The Enhancing Online Safety for Children Bill 2014 (e-Safety Bill) was introduced to Australia's Federal Parliament on 3 December 2014. The e-Safety Bill aims to create an Office of the Children's e-Safety Commissioner within the Australian Communications and Media Authority ("ACMA"), which will have the power to order harmful content be taken down from large social media websites.

According to the e-Safety Bill, cyber-bullying material constitutes anything seen to be "seriously threatening, seriously intimidating, seriously harassing or seriously humiliating" to Australians under the age of 18. The definition excludes commercial and business communications, but does include a broad range of digital services including email, instant messaging and chat, short message services ("SMS") and multimedia messaging service ("MMS"), online gaming services, and large social media services that connect two or more users.

Social media services subject to the Bill

A social media service to which the Bill applies is any electronic service with the primary purpose of enabling online social interaction between two or more end-users. The e-Safety Bill sets out a two-tiered classification system for social media services, with different enforcement options available to the ACMA for regulating each tier.

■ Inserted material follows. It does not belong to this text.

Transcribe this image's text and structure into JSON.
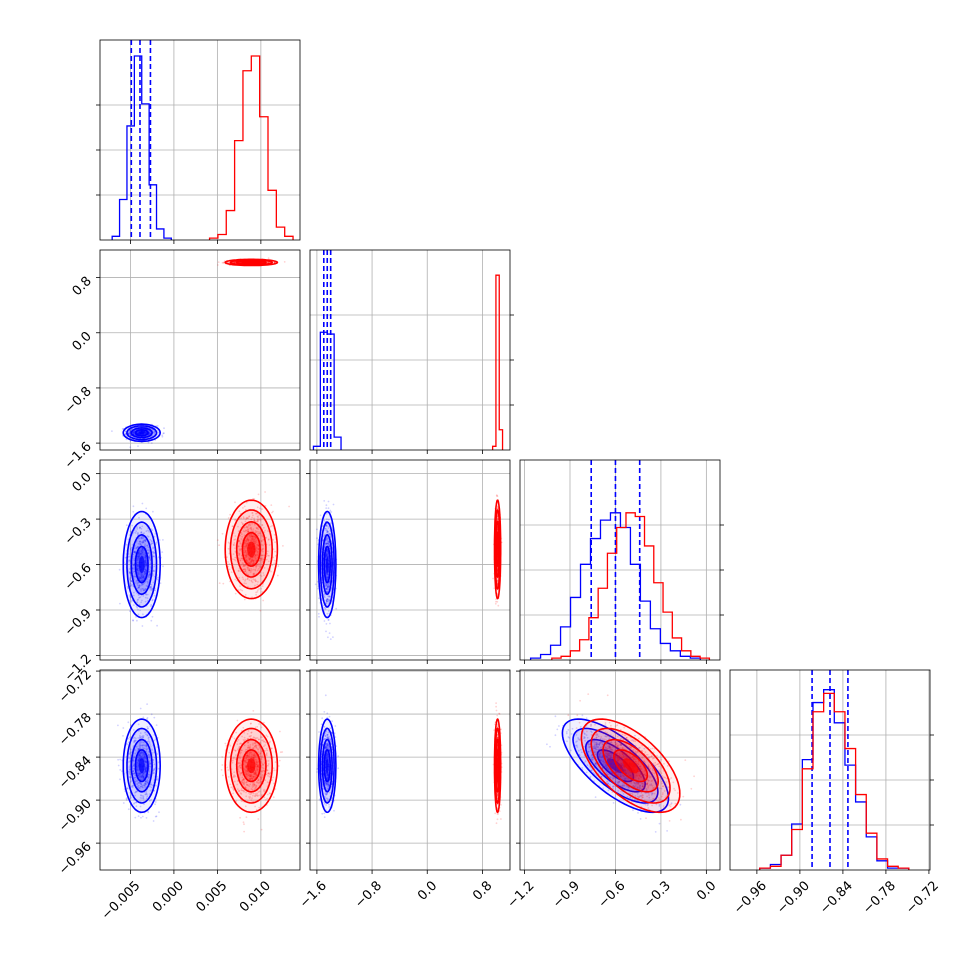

Tier Two social media services are 'large social media services', which is assessed by reference to the number of accounts held by end-users who are Australian residents and who are Australian children. There is no numerical cut-off point, rather, the e-Safety Commissioner may make reasonable assumptions and estimates to determine whether a social media service is 'large'. Tier One social media services are all other social media services that are not in Tier Two. There are advantages for a social media service to be classified as Tier One because penalties under the e-Safety Bill only apply to Tier Two service providers.

Enforcement and compliance action under the e-Safety Bill

If a Tier Two service receives a notice requiring offending content to be removed from its site pursuant to the Bill, and fails to comply with that notice within 48 hours, it will be liable to pay a civil penalty of up to $17,000.

If a Tier One service receives a notice requiring offending content to be removed from its site pursuant to the Bill, and fails to comply with the notice within 48 hours, it may receive a further notice from the Commissioner requesting the content be removed in the next 48 hour time period. If the Tier One service receives multiple such notices over a 12 month period and fails to remove the offending content, its status as a Tier One service may be revoked and it may be converted to a Tier Two service by Ministerial Declaration, and therefore subject to the Tier Two civil penalty for any further cases of non-compliance with the Commissioner's directions to remove content.

Determining the "tier" status of a social media service

As discussed above, there are clear advantages for a social media service to be classified as a Tier One service under the e-Safety Bill. To become a Tier One service, a social media service must apply to the Minister of Communications for a Declaration that it is a Tier One service.

Tier Two status is also achieved by Ministerial Declaration. The Minister can only declare an entity to be a Tier Two service if the social media service has submitted an application for Tier Two status, or if, in the absence of an application from the service, the Minister is otherwise satisfied that the social media service is a 'large social media service', having giving the service at least 28 days prior notice of its ability to apply for Tier One status, which it did not utilise.

Impact of the e-Safety Bill on individuals who post cyber-bullying content

Proponents of the e-Safety Bill acknowledge that compliance may be difficult to enforce against large social media services that do not have an Australian presence, however the Bill's principal focus is on enforcing compliance against individual posters of cyber-bullying content rather than against social media services themselves.

There is scope under the e-Safety Bill to target individual offenders with "end-user notices" that require them to remove bullying material, stop further posts and apologise to victims, while serious matters may also be referred to the police.